Secara etimologis, talak berarti melepas ikatan talak berasal dari kata iṭla’q yang berarti melepaskan atau meninggalkan. Dalam terminologi syariat, talak berarti memutuskan atau membatalkan ikatan pernikahan, baik pemutusan itu terjadi pada masa kini (jika talak itu berupa talak bain) maupun pada masa mendatang, yakni setelah iddah (jika talak berupa talak raj’i) dengan menggunakan lafadz tertentu. Di lihat dari konteks yang melatar belakanginya, hukum-hukum talak adalah sebagai berikut:
- Wajib jika terjadi konflik antar pasangan suami-istri, hakim menugaskan mediator dua orang mediator untuk menilai situasi konflik tersebut.
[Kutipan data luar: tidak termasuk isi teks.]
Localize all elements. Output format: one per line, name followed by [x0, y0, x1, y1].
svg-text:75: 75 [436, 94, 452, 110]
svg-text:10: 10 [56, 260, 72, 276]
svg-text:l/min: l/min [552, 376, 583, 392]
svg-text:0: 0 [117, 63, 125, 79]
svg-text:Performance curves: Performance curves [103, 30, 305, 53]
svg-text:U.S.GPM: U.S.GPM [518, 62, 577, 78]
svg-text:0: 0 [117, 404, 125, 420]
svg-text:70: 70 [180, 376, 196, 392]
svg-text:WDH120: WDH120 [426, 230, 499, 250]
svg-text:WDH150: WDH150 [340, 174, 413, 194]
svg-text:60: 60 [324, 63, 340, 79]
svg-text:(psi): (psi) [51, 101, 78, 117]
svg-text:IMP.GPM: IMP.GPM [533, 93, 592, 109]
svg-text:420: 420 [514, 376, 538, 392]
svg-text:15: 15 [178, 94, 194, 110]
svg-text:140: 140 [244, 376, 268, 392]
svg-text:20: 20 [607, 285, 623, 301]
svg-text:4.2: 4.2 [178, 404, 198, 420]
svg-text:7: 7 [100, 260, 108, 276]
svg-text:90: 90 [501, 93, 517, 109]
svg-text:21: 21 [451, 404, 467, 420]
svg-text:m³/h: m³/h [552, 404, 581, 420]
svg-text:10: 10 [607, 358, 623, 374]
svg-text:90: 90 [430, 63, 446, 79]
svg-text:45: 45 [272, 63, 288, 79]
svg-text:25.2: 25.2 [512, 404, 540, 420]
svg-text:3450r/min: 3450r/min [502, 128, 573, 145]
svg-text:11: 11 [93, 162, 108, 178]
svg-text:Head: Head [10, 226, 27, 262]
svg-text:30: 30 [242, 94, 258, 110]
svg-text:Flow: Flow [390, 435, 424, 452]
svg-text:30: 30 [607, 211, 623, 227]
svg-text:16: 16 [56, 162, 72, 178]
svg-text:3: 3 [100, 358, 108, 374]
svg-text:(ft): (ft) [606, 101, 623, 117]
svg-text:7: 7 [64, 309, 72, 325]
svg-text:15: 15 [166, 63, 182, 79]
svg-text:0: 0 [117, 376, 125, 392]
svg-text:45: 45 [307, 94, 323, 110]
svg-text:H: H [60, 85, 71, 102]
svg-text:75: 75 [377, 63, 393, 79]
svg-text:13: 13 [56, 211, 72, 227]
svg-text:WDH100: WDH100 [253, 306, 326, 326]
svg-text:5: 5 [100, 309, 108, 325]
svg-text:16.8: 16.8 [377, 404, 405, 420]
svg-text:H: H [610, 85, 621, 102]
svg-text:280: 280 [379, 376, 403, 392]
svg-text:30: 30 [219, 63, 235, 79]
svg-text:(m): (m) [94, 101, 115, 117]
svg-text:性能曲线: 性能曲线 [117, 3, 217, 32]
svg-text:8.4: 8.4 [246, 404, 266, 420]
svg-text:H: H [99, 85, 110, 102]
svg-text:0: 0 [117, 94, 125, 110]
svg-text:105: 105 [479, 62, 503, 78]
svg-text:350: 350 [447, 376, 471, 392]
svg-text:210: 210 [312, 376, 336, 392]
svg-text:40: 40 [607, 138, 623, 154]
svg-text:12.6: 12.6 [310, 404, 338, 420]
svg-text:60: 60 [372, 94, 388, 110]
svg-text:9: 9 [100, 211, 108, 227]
Lalu, kedua mediator itu merekomendasikan bahwa sepasang suami-istri tersebut tidak harus bercerai. Maka suami harus tidak menceraikan istrinya.
- Sunnah seorang suami tidak dianjurkan untuk melakukan talak dalam kondisi ketika istrinya kerap tidak menjalankan ibadah-ibadah wajib, namun suami harus selalu mengingatkan istrinya untuk menjalankan ibadah, shalat wajib, serta ada kemungkinan memaksa istrinya itu melakukan kewajiban-kewajiban tersebut. Talak juga sunnah dilakukan ketika istri tidak bisa menjaga diri dari perbuatan-perbuatan maksiat.
- Mubah, talak boleh dilakukan dalam kondisi ketika suami memiliki istri yang buruk perangainya, kasar tingkah lakunya, atau tidak bisa diharapkan menjadi partner yang ideal guna mencapai tujuan-tujuan pernikahan. Makruh bila dilakukan tanpa alasan yang kuat serta tidak dapat dibuktikan atau ketika hubungan suami-istri baik-baik saja.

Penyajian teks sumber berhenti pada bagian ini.